Durch diese Szenerie geistert immer wieder Sarah, von der ich schon früh befürchtet habe, dass  sie, trotz all ihrer schrecklichen Verantwortungslosigkeit, dem Chaos, das sie mit sich bringt und ihrem allgemeinen Unvermögen, Toolys Mutter ist.

Nach und nach setzt sich das Gesamtbild für den Leser zusammen – und auch wenn kapitelweise nicht besonders viel passiert, gelingt es Tom Rachman, das Puzzle von Toolys Vergangenheit so faszinierend und geheimnisvoll auszulegen, dass man unbedingt am Ball bleiben und verstehen will, warum Toolys Leben bislang in diesen Bahnen verlaufen ist und hofft dabei inständig, dass doch bitte ein guter Grund hinter all dem stehen muss…

Die Beschreibung der unterschiedlichen Charaktere ist dabei in meinen Augen ausgesprochen gut gelungen, so schrecklich und abstoßend und gleichzeitig hilflos Sarah geschildert wird, so liebenswürdig und warmherzig und herrlich komisch ist Humphrey.

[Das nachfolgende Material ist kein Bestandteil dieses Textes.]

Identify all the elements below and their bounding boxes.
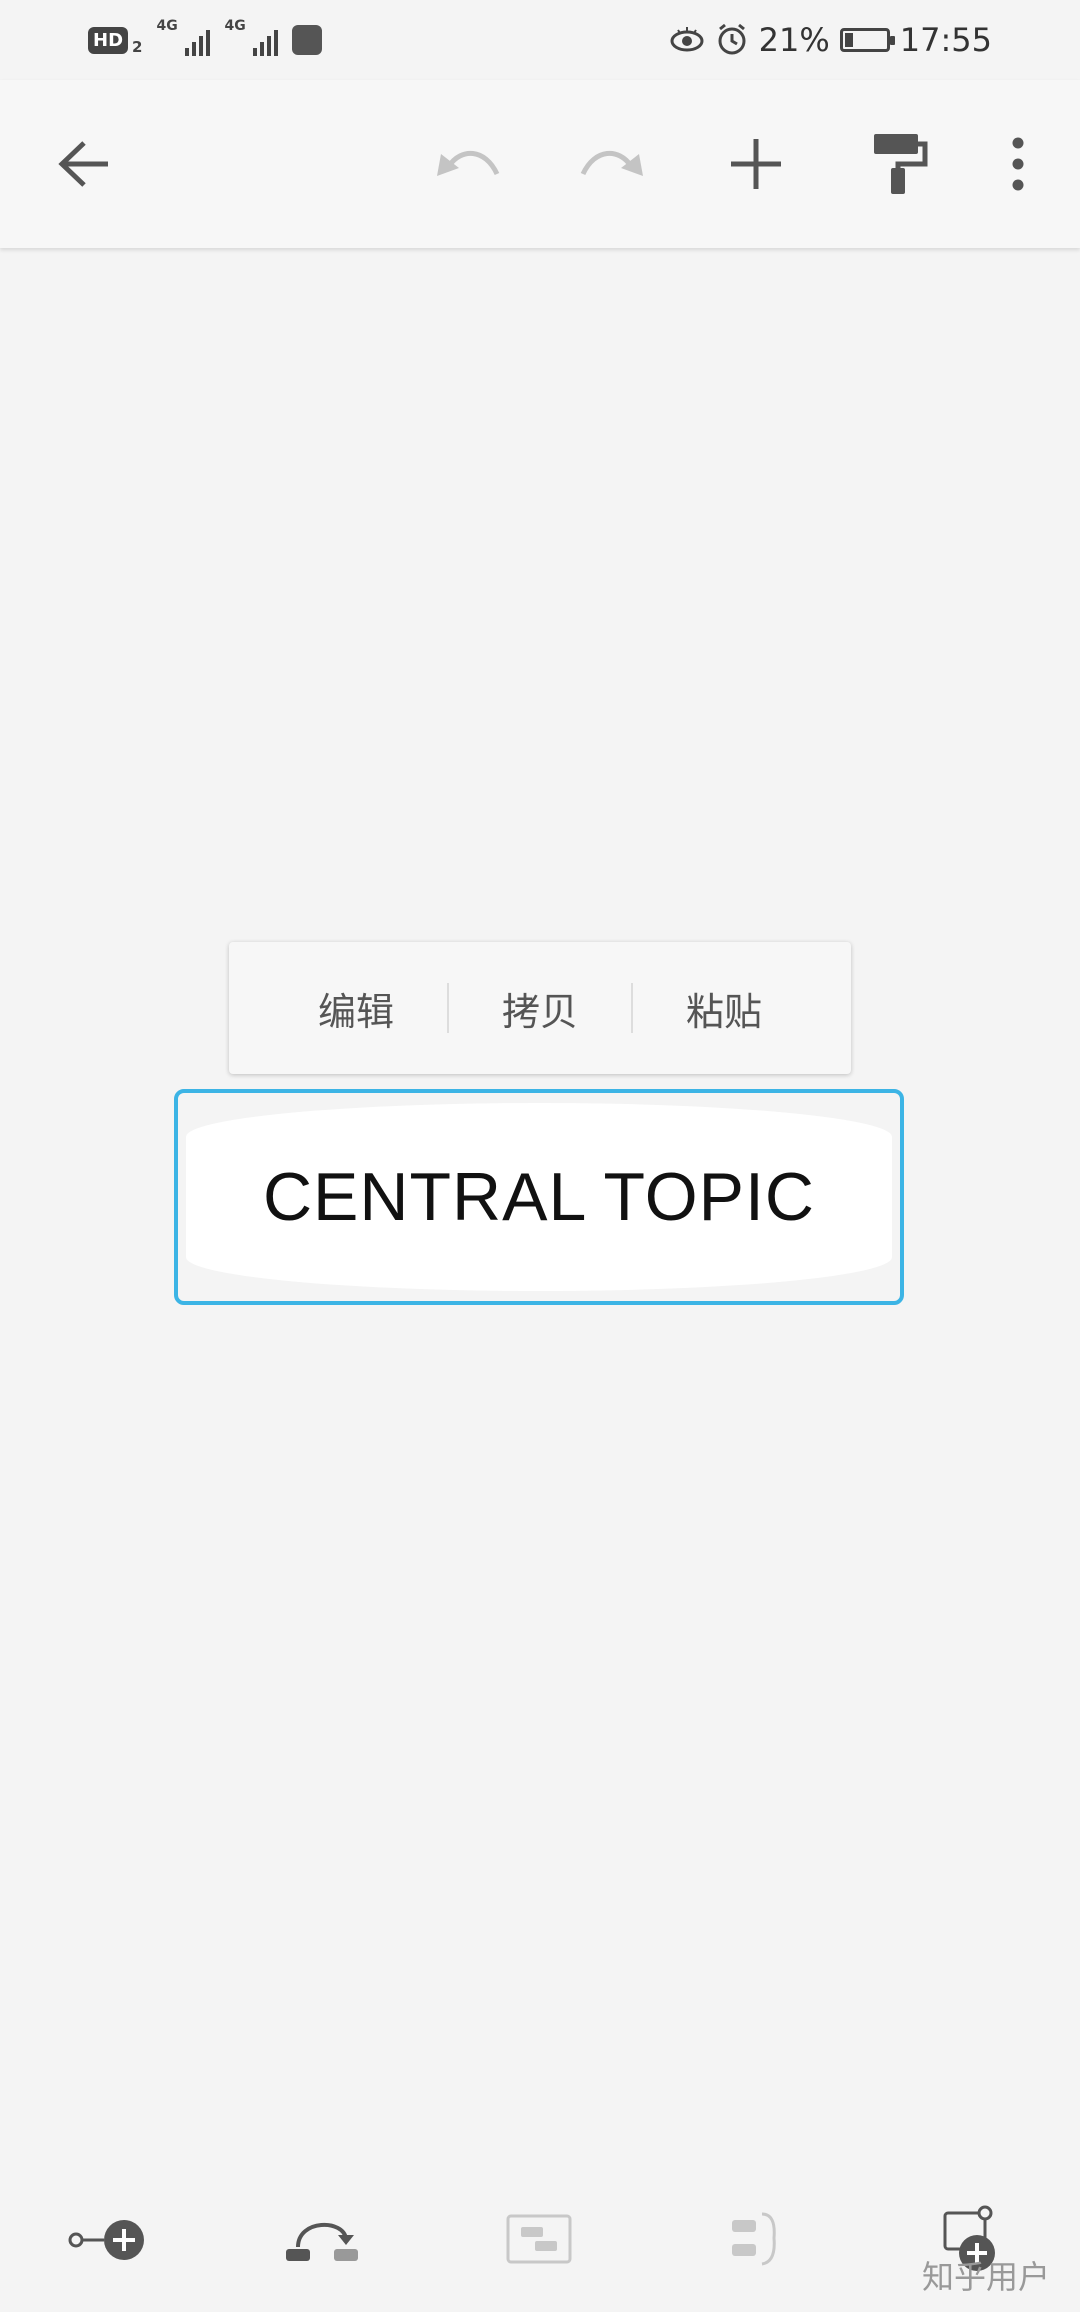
central-topic-label: CENTRAL TOPIC [262,1159,816,1235]
format-painter-icon [874,134,928,194]
summary-button[interactable] [706,2190,806,2290]
clock: 17:55 [899,21,992,59]
battery-fill [844,33,853,47]
app-notification-icon [292,25,323,55]
add-subtopic-button[interactable] [58,2190,158,2290]
redo-button[interactable] [562,114,662,214]
add-subtopic-icon [68,2220,144,2260]
alarm-icon [718,23,746,55]
status-left: HD 2 4G 4G [88,18,323,58]
paste-menu-item[interactable]: 粘贴 [633,981,815,1036]
more-options-button[interactable] [968,114,1068,214]
copy-menu-item[interactable]: 拷贝 [449,981,631,1036]
add-button[interactable] [706,114,806,214]
undo-icon [437,150,500,176]
summary-icon [732,2212,776,2266]
hd-badge: HD [88,26,129,54]
more-vert-icon [1012,137,1024,191]
boundary-button[interactable] [490,2190,590,2290]
edit-menu-item[interactable]: 编辑 [265,981,447,1036]
status-bar: HD 2 4G 4G 21% 17:55 [0,0,1080,80]
undo-button[interactable] [418,114,518,214]
battery-icon [839,28,895,52]
context-menu: 编辑 拷贝 粘贴 [229,942,851,1074]
central-topic-node[interactable]: CENTRAL TOPIC [174,1089,904,1305]
status-right: 21% 17:55 [669,18,992,62]
redo-icon [580,150,643,176]
hd-sub: 2 [132,38,143,56]
battery-percent: 21% [758,21,830,59]
relationship-icon [286,2223,358,2261]
relationship-button[interactable] [274,2190,374,2290]
add-icon [731,139,781,189]
app-toolbar [0,80,1080,248]
signal-icon: 4G [224,18,279,58]
boundary-icon [506,2214,572,2264]
watermark: 知乎用户 [921,2258,1050,2296]
eye-icon [670,27,704,52]
format-painter-button[interactable] [850,114,950,214]
back-button[interactable] [34,114,134,214]
back-arrow-icon [58,141,108,187]
bottom-toolbar [0,2190,1080,2290]
signal-icon: 4G [156,18,211,58]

Es gibt neben Tooly mehr als eine weitere Person, für die man sich ein gutes Ende wünschen würde, und doch fragt man sich beim Lesen immer wieder, ob man auch wirklich alles richtig verstanden hat.

Für mich war dies das erste Buch des Autors, das ich gelesen habe, und es hat definitiv Lust auf mehr gemacht – nach der Lektüre wandern „Die Unperfekten“ definitiv auf meinen Wunschzettel!